Morning headlines: ACC Commissioners vote to fund homelessness plan
Athens-Clarke County Commissioners voted to spend $133,000 on a strategic plan to address the county’s growing homelessness problem at their monthly meeting on Tuesday.
The plan, which will be produced in the coming months by a consulting firm based in the Washington, DC area, was characterized by some critics as just another study without action accompanying it. But supporters of the plan say that it’s not just another study but a way to convene and better organize the array of resources Athens has to combat homelessness – both in terms of money and in terms of the organizations working on the problem.
District 1’s Patrick Davenport said, “We’ve got to do something, and this is not necessarily a study. We’ve got one group doing this, one group doing that, let’s just get together. And what they’re going to do is make recommendations.”.
District 9 Commissioner Ovita Thornton was skeptical, however, saying, “So we’ve got to bring somebody here to show us how to work together? I don’t get that. We’ve got to pay somebody to show us how to have some coffee and some juice to talk over issues?”

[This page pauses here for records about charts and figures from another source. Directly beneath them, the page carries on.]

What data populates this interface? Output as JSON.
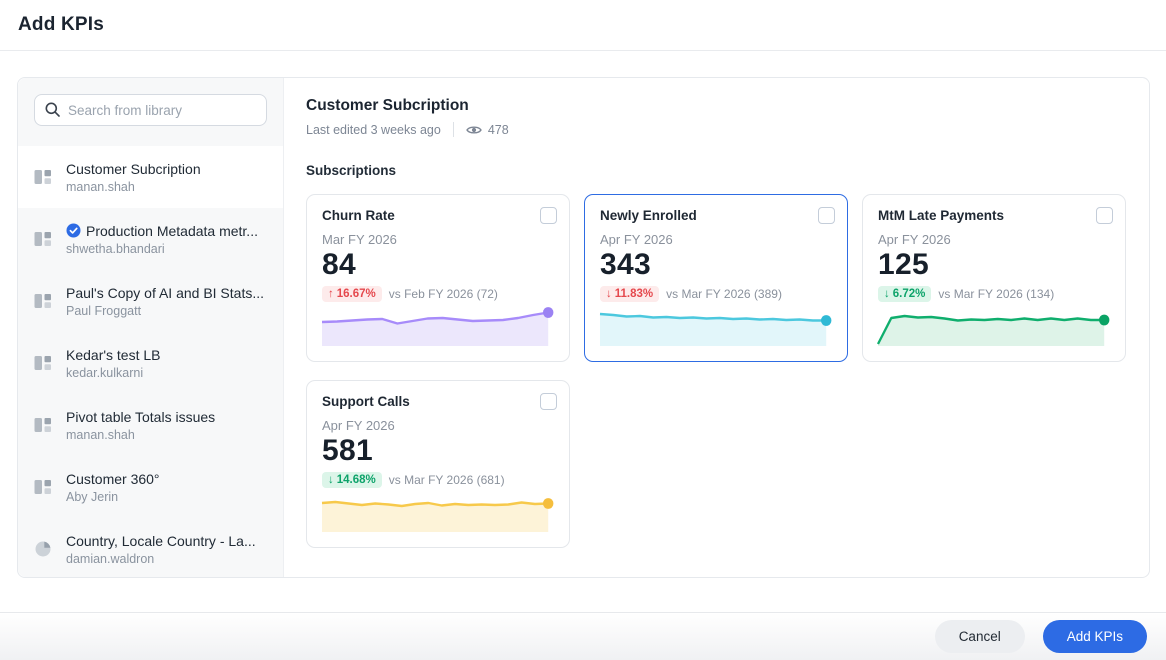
{
  "page": {
    "title": "Add KPIs"
  },
  "sidebar": {
    "search_placeholder": "Search from library",
    "items": [
      {
        "title": "Customer Subcription",
        "owner": "manan.shah",
        "icon": "dashboard",
        "verified": false,
        "selected": true
      },
      {
        "title": "Production Metadata metr...",
        "owner": "shwetha.bhandari",
        "icon": "dashboard",
        "verified": true,
        "selected": false
      },
      {
        "title": "Paul's Copy of AI and BI Stats...",
        "owner": "Paul Froggatt",
        "icon": "dashboard",
        "verified": false,
        "selected": false
      },
      {
        "title": "Kedar's test LB",
        "owner": "kedar.kulkarni",
        "icon": "dashboard",
        "verified": false,
        "selected": false
      },
      {
        "title": "Pivot table Totals issues",
        "owner": "manan.shah",
        "icon": "dashboard",
        "verified": false,
        "selected": false
      },
      {
        "title": "Customer 360°",
        "owner": "Aby Jerin",
        "icon": "dashboard",
        "verified": false,
        "selected": false
      },
      {
        "title": "Country, Locale Country - La...",
        "owner": "damian.waldron",
        "icon": "pie",
        "verified": false,
        "selected": false
      }
    ]
  },
  "main": {
    "title": "Customer Subcription",
    "last_edited": "Last edited 3 weeks ago",
    "views": "478",
    "section": "Subscriptions",
    "cards": [
      {
        "title": "Churn Rate",
        "period": "Mar FY 2026",
        "value": "84",
        "delta_arrow": "↑",
        "delta": "16.67%",
        "delta_sentiment": "negative",
        "comparison": "vs Feb FY 2026 (72)",
        "selected": false,
        "checked": false
      },
      {
        "title": "Newly Enrolled",
        "period": "Apr FY 2026",
        "value": "343",
        "delta_arrow": "↓",
        "delta": "11.83%",
        "delta_sentiment": "negative",
        "comparison": "vs Mar FY 2026 (389)",
        "selected": true,
        "checked": false
      },
      {
        "title": "MtM Late Payments",
        "period": "Apr FY 2026",
        "value": "125",
        "delta_arrow": "↓",
        "delta": "6.72%",
        "delta_sentiment": "positive",
        "comparison": "vs Mar FY 2026 (134)",
        "selected": false,
        "checked": false
      },
      {
        "title": "Support Calls",
        "period": "Apr FY 2026",
        "value": "581",
        "delta_arrow": "↓",
        "delta": "14.68%",
        "delta_sentiment": "positive",
        "comparison": "vs Mar FY 2026 (681)",
        "selected": false,
        "checked": false
      }
    ]
  },
  "footer": {
    "cancel_label": "Cancel",
    "submit_label": "Add KPIs"
  },
  "colors": {
    "accent_blue": "#2d6be4",
    "badge_negative_text": "#e5484d",
    "badge_negative_bg": "#fdebeb",
    "badge_positive_text": "#0da36a",
    "badge_positive_bg": "#dcf5e9"
  },
  "chart_data": [
    {
      "type": "area",
      "name": "Churn Rate trend",
      "color": "#a78bfa",
      "fill": "#ece7fc",
      "dot_color": "#9b82f3",
      "values": [
        26,
        26.5,
        27.5,
        28.5,
        29,
        24.5,
        27,
        29.5,
        30,
        28.5,
        27,
        27.5,
        28,
        30,
        33,
        35.5
      ]
    },
    {
      "type": "area",
      "name": "Newly Enrolled trend",
      "color": "#4cc8de",
      "fill": "#e2f6fa",
      "dot_color": "#2fb9d5",
      "values": [
        34,
        33,
        31.5,
        32,
        30.5,
        31,
        30,
        30.5,
        29.5,
        30,
        29,
        29.5,
        28.5,
        29,
        28,
        28.5,
        27.5,
        27.5
      ]
    },
    {
      "type": "area",
      "name": "MtM Late Payments trend",
      "color": "#0fae6d",
      "fill": "#def3e8",
      "dot_color": "#0aa365",
      "values": [
        4,
        30,
        32,
        30.5,
        31,
        29.5,
        27.5,
        28.5,
        28,
        29,
        28,
        29.5,
        28,
        29.5,
        28,
        29.5,
        28,
        28
      ]
    },
    {
      "type": "area",
      "name": "Support Calls trend",
      "color": "#f7c94b",
      "fill": "#fdf3d8",
      "dot_color": "#f5be3d",
      "values": [
        31,
        32,
        30.5,
        29,
        30.5,
        29.5,
        28,
        30,
        31,
        28.5,
        30,
        29,
        29.5,
        29,
        29.5,
        31.5,
        30,
        30.5
      ]
    }
  ]
}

Commissioners voted to move ahead with work on the plan by a vote of 8 to 1, with Thornton voting against. The plan itself will take several months to complete.
Commissioners also approved $225,000 for Athens Transit to cover a funding gap of a few months before additional federal dollars are expected to arrive. Commissioners turned that single vote into a larger discussion about bus service and the future of fare-free transit. District 7 Commissioner Russell Edwards, a critic of Athens Transit at a meeting last month, took an opportunity to again talk about his frustrations with the system.
“I think fare-free has been a program with a good intent,” Edwards said. “I look at it as an anti-poverty program. I think that’s what I see it accomplishing, but I’m really interested, when we’re talking about transit, how do we enhance the quality of service of transit?”
District 5’s Tim Denson countered that the revenue from reinstating bus fares wouldn’t allow much, if any, expansion of service.
“The amount of money that we would actually recoup from the local fares, the farebox, again less than $500,000 - that’s basically the cost to operate one additional bus per year.” Denson said. “The fare box is not what’s stopping us from expanding service. What’s stopping us from being able to expand service is that we’re not investing enough in this.”
In another issue, Commissioners sparred over a possible rule change that would reduce the number of commissioners who need to be at a meeting to pass legislation.
UGA ranked #21 by Forbes
Forbes Magazine recently ranked the University of Georgia as a top university for value and career success. UGA came in at number 21 on Forbes’ list of top public colleges around the nation.
That determination is based on multiple factors including alumni salary, debt, graduation rate, retention rate and academic success. Among students who graduated in UGA’s Class of 2021, 92% were employed, attending graduate school or engaged in post-grad internships within six months of graduation.
The rankings platform Niche recently ranked UGA 10th on its list of Top Public Universities in the U.S.
Bulldogs jump to #2 in AP poll
The University of Georgia Bulldogs are number two in the AP college football poll, passing Ohio State.
Alabama remained No. 1 in the AP Top 25 . With Ohio State at number 3, Michigan and Clemson round out the top 5.